Implementation and Evaluation of a Module for Type-based Information-Flow 
Analysis of Multi-threaded Android Programs


Nowadays, mobile devices have become more popular than ever before. This 
popularity is also the reason of constantly new security threats. In the 
case of Android, a device stores a lot of user specific information, e.g., 
contacts, calendar entries or the device's location. So, a major threat 
results from applications that expose private user data. Unfortunately, 
Android provides no functionalities for controlling or checking how 
private data is used by an application. The MAIS chair of TU Darmstadt 
addresses these shortcomings with a framework named A Certifying App 
Store. This framework is able to analyze if an application leaks data 
the user considers as private. Therefore, the application's bytecode is 
analyzed with regard to its information-flow. The certifying app store, 
however, focuses only on the security of single-threaded Android programs. 

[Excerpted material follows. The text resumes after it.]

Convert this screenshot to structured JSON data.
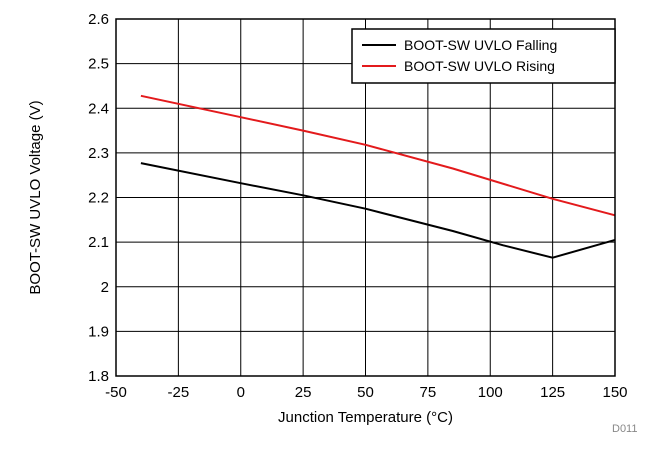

In contrast, this thesis reveals that Android programs commonly use multi-
threading. Moreover, three small but realistic example applications are 
given to demonstrate how Android's multi-threading mechanism can introduce 
additional insecurities in programs. Motivated by these discoveries, the 
certifying app store is extended with a module for the security analysis 
of multi-threaded Android programs. Concluding, the implemented module 
is evaluated with the implemented example applications and secure versions 
of them. This evaluation shows that the implemented module is able to 
detect information leaks and to certify secure programs.